Part 36 Offer: PGF II SA v OMFS Company [2012]

Part 36 Offer : PGF II SA v OMFS Company and Bank of Scotland PLC [2012] EWHC 83 (TCC)

The case concerned claims for dilapidations arising out of alleged breaches of repairing covenants of three properties.The claimant accepted a Part 36 offer on the 10th January 2012 the day before the trial was due to start. That offer had been made on the 11th April 2011.

An application was made for the defendant to pay the claimants cost on the standard basis from the period prior to May 2011 and then from the period from 03rd May 2011 to the 09th January 2012. There was no dispute that the defendant was entitled to the costs from the date up until 02nd May 2011 which was 21 days following the offer of the 11th April. The dispute arose was in relation to costs from the 03rd May 2011 to 09th January 2012.

The claimant contended that they were entitled to the costs for this period as it only became aware that the defendant raised an argument on the 10th January 2012; that it had not been aware of previously.
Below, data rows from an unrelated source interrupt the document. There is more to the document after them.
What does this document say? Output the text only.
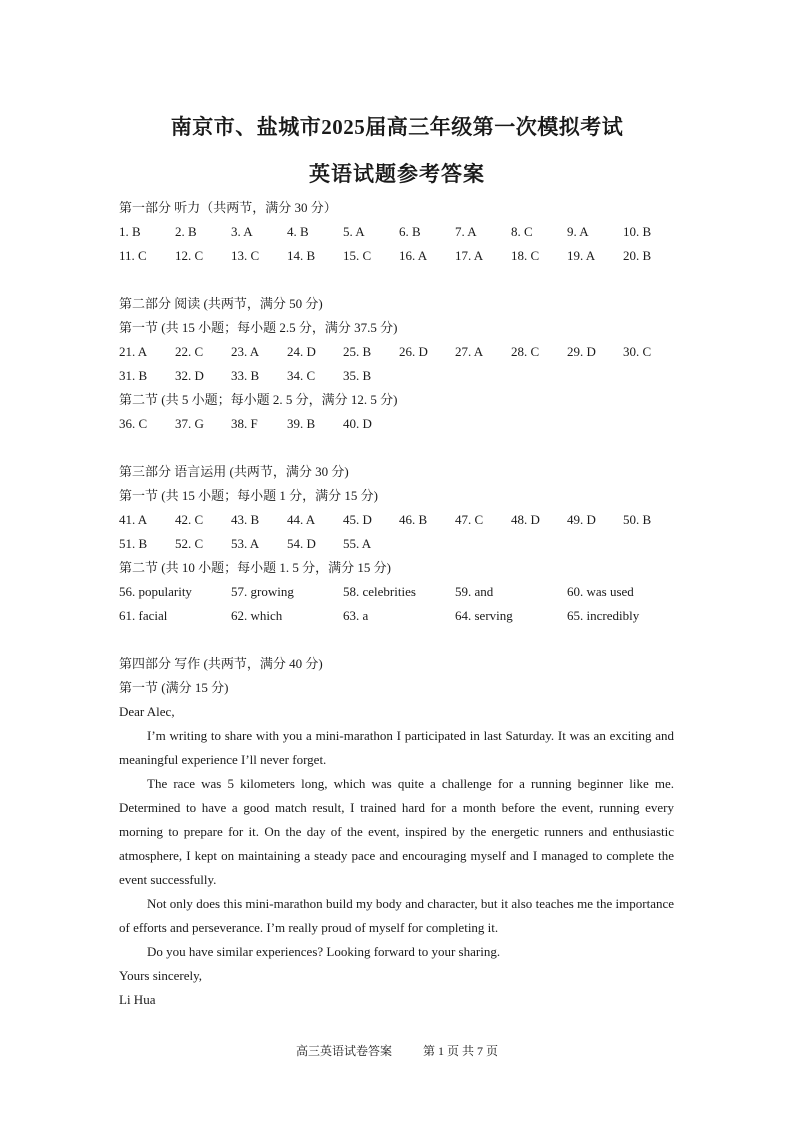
南京市、盐城市2025届高三年级第一次模拟考试
英语试题参考答案
第一部分 听力（共两节，满分 30 分）
1. B	2. B	3. A	4. B	5. A	6. B	7. A	8. C	9. A	10. B
11. C 12. C 13. C 14. B 15. C 16. A 17. A 18. C 19. A 20. B
第二部分 阅读 (共两节，满分 50 分)
第一节 (共 15 小题；每小题 2.5 分，满分 37.5 分)
21. A 22. C 23. A 24. D 25. B 26. D 27. A 28. C 29. D 30. C
31. B 32. D 33. B 34. C 35. B
第二节 (共 5 小题；每小题 2. 5 分，满分 12. 5 分)
36. C 37. G 38. F 39. B 40. D
第三部分 语言运用 (共两节，满分 30 分)
第一节 (共 15 小题；每小题 1 分，满分 15 分)
41. A 42. C 43. B 44. A 45. D 46. B 47. C 48. D 49. D 50. B
51. B 52. C 53. A 54. D 55. A
第二节 (共 10 小题；每小题 1. 5 分，满分 15 分)
56. popularity	57. growing	58. celebrities	59. and	60. was used
61. facial	62. which	63. a	64. serving	65. incredibly
第四部分 写作 (共两节，满分 40 分)
第一节 (满分 15 分)

Dear Alec,

I’m writing to share with you a mini-marathon I participated in last Saturday. It was an exciting and meaningful experience I’ll never forget.

The race was 5 kilometers long, which was quite a challenge for a running beginner like me. Determined to have a good match result, I trained hard for a month before the event, running every morning to prepare for it. On the day of the event, inspired by the energetic runners and enthusiastic atmosphere, I kept on maintaining a steady pace and encouraging myself and I managed to complete the event successfully.

Not only does this mini-marathon build my body and character, but it also teaches me the importance of efforts and perseverance. I’m really proud of myself for completing it.

Do you have similar experiences? Looking forward to your sharing.

Yours sincerely,

Li Hua

高三英语试卷答案	第 1 页 共 7 页
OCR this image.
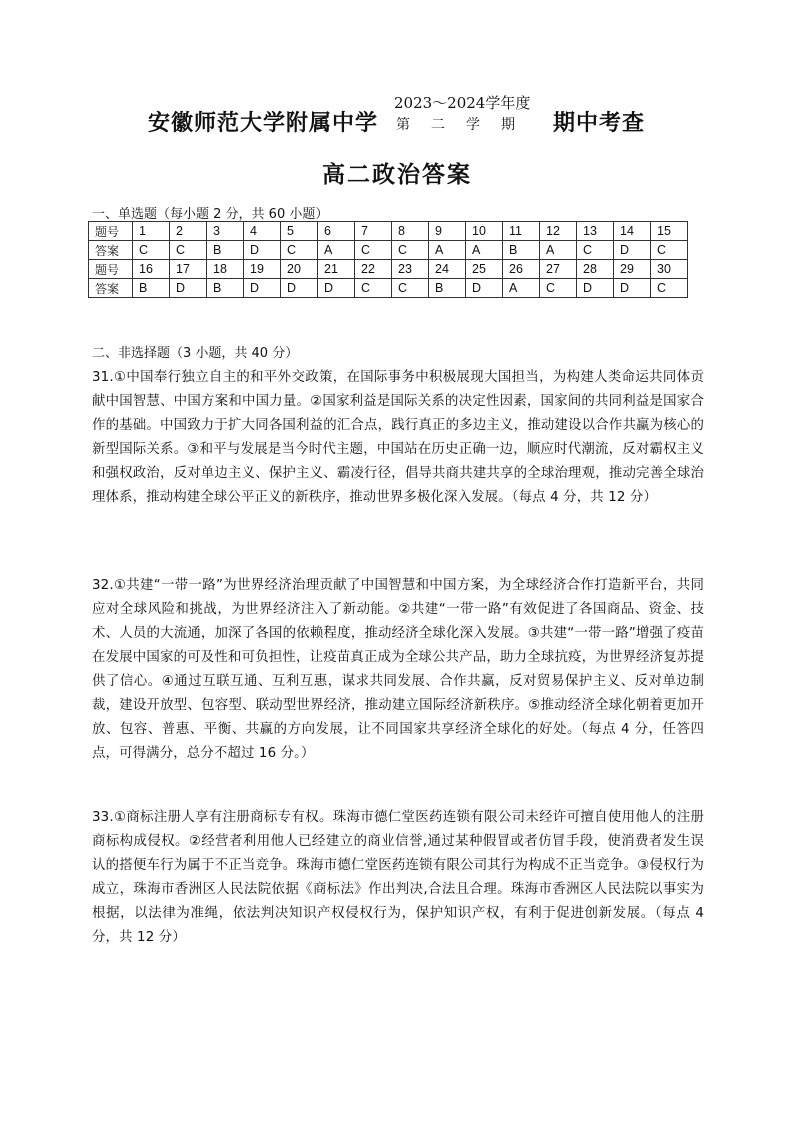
安徽师范大学附属中学
2023～2024学年度
第 二 学 期	期中考查
高二政治答案
一、单选题（每小题 2 分，共 60 小题）
题号	1	2	3	4	5	6	7	8	9	10	11	12	13	14	15
答案	C	C	B	D	C	A	C	C	A	A	B	A	C	D	C
题号	16	17	18	19	20	21	22	23	24	25	26	27	28	29	30
答案	B	D	B	D	D	D	C	C	B	D	A	C	D	D	C
二、非选择题（3 小题，共 40 分）
31.①中国奉行独立自主的和平外交政策，在国际事务中积极展现大国担当，为构建人类命运共同体贡献中国智慧、中国方案和中国力量。②国家利益是国际关系的决定性因素，国家间的共同利益是国家合作的基础。中国致力于扩大同各国利益的汇合点，践行真正的多边主义，推动建设以合作共赢为核心的新型国际关系。③和平与发展是当今时代主题，中国站在历史正确一边，顺应时代潮流，反对霸权主义和强权政治，反对单边主义、保护主义、霸凌行径，倡导共商共建共享的全球治理观，推动完善全球治理体系，推动构建全球公平正义的新秩序，推动世界多极化深入发展。（每点 4 分，共 12 分）
32.①共建“一带一路”为世界经济治理贡献了中国智慧和中国方案，为全球经济合作打造新平台，共同应对全球风险和挑战，为世界经济注入了新动能。②共建“一带一路”有效促进了各国商品、资金、技术、人员的大流通，加深了各国的依赖程度，推动经济全球化深入发展。③共建“一带一路”增强了疫苗在发展中国家的可及性和可负担性，让疫苗真正成为全球公共产品，助力全球抗疫，为世界经济复苏提供了信心。④通过互联互通、互利互惠，谋求共同发展、合作共赢，反对贸易保护主义、反对单边制裁，建设开放型、包容型、联动型世界经济，推动建立国际经济新秩序。⑤推动经济全球化朝着更加开放、包容、普惠、平衡、共赢的方向发展，让不同国家共享经济全球化的好处。（每点 4 分，任答四点，可得满分，总分不超过 16 分。）
33.①商标注册人享有注册商标专有权。珠海市德仁堂医药连锁有限公司未经许可擅自使用他人的注册商标构成侵权。②经营者利用他人已经建立的商业信誉,通过某种假冒或者仿冒手段，使消费者发生误认的搭便车行为属于不正当竞争。珠海市德仁堂医药连锁有限公司其行为构成不正当竞争。③侵权行为成立，珠海市香洲区人民法院依据《商标法》作出判决,合法且合理。珠海市香洲区人民法院以事实为根据，以法律为准绳，依法判决知识产权侵权行为，保护知识产权，有利于促进创新发展。（每点 4 分，共 12 分）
The claimant also relied on an allegation that the defendant was unreasonable and unreasonably refused to mediate.

The relevant section of the law is:

Civil Procedure Rule (CPR) 36.10 (4) (b) A Part 36 Offer accepted after expiry of a relevant period, if the parties do not agree liability for costs the court will make an order as to costs.


CPR (5) [4] (b) applies unless the court orders otherwise

  1. The claimant will be entitled to the costs of proceedings up to the date where the relevant period expires and;

  2. The offeree will be liable for the offerors costs from the period from the expiry of the relevant period to the date of acceptance.

Unless an application is made by the claimant, the claimant will be liable for the defendants costs for the period from 03rd May 2011 to 09th January 2012. The judge made reference to the case of Lumb v Hampsey [2011] EWHC 2808 (QB). The court considered how it would exercise its discretion under CPR 36.10 (5) (b) and it concluded that it would depart from the usual order if it was unjust for the claimant to pay the defendants costs for that period. Guidance was also given as to matters the court should take into account when considering whether it should depart.

  1.  the terms of any Part 36 offer;
  2. the stage in the proceedings when any Part 36 offer was made, including in particular how long before the trial started the offer was made;
  3. The information available to the parties at the time when the Part 36 Offer was made;
  4. The conduct of the parties with regard to the giving or refusing to give information for the purposes of enabling the offer to be made or evaluated.

The judge decided to adopt the analysis provided in Lumb. The judge considered both parties conduct and the judge did not consider that if the information had been made available it would have made a difference to the claimants’ acceptance of the Part 36 Offer. But the judge did consider the defendant unreasonably refused to mediate.

The judge therefore made an order that the claimant was entitled to costs on the standard basis that occurred up to that expiry of the relevant period following the Part 36 Offer on the 11th April 2011; that is until the 02nd May 2011, however there would be no order as to costs in respect of the period thereafter. As to the costs on the hearing on the 11th January 2012 he said that each party should bear there own costs giving neither party had succeeded in full.